Just considering the idea of locking her wherever she was–forever–was a knife twisting between his ribs. It carved the heart right out of him. Left him unable to even breathe. Was Bentley right? The Guru sometimes knew things Sly could only begin to understand, and if Clockwerk was tapping into something more than intergalactic trade, everyone he loved who was still here would be in danger, too. And he was no stranger to getting his friends hurt.

After what had happened to Bentley, he'd vowed to never be so careless again.

But . . . "I gave up so much already," he heard himself whisper. His parents. The life he knew. The Cooper Vault. His family legacy. To some degree, his friends. They'd gone their separate ways for years, only reuniting again when Sly was cemented in Carmelita's life, she'd arranged their pardons in exchange for information, and any remaining enemies were officially bribed off their backs for what had been, at that time, the foreseeable future. He didn't know if he could give her up, too.

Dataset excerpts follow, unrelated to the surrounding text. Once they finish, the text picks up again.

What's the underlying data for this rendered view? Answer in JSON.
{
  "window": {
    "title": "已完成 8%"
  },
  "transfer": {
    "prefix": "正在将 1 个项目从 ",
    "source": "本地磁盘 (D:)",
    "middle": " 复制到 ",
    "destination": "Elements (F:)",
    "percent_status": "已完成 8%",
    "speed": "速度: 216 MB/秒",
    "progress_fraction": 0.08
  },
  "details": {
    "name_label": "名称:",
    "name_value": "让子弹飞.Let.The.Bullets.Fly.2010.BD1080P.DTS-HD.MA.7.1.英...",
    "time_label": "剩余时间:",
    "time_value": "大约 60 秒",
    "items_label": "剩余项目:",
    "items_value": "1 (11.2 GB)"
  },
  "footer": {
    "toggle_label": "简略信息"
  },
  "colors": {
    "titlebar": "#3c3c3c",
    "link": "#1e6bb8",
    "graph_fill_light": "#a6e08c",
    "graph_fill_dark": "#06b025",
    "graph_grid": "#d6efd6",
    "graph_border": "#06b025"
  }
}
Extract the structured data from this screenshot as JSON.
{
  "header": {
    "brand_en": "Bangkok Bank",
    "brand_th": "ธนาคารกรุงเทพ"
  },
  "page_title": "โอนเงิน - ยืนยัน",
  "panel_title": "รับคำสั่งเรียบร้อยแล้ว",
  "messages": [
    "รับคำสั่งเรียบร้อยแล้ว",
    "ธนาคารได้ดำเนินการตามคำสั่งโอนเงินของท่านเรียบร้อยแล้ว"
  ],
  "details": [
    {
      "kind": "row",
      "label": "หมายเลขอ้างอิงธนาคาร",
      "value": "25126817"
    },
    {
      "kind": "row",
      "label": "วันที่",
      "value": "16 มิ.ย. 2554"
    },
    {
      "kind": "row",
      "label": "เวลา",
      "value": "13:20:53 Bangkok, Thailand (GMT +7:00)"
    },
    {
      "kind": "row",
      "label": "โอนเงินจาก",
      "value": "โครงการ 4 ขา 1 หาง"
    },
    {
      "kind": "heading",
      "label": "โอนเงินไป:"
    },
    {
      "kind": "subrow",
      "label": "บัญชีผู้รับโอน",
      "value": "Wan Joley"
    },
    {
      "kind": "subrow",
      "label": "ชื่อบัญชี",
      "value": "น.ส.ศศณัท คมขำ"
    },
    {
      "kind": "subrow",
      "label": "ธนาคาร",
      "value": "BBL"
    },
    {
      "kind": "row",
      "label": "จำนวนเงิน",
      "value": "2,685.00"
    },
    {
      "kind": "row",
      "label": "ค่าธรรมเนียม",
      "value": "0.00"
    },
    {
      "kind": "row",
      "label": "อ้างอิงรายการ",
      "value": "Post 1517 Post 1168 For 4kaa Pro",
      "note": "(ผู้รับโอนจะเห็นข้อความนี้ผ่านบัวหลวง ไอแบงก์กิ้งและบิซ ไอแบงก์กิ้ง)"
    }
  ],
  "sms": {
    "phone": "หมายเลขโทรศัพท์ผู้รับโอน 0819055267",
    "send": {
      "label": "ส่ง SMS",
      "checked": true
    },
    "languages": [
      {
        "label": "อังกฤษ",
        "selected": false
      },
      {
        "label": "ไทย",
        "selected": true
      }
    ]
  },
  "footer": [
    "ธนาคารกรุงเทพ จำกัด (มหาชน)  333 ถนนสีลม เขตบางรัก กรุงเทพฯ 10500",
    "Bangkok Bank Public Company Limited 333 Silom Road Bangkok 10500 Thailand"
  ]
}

But he also didn't know if he could live with the guilt of getting his friends killed if he didn't hit the failsafe button in time.

"Isn't all this just speculation, anyhow?" he hedged.

Something cracked in Bentley's eyes.

"We're not even certain your 'box of last resort' will turn on. How about I get the near-space converter," he said, emphasizing the fact he was listening and did know what he was supposed to steal from the Advanced Science Department, "and we see if we even get the good ole green blinking light?"

Bentley and Murray exchanged a concerned glance. The turtle looked back at him and exhaled. "Alright, Sly. We'll see if it turns on, first."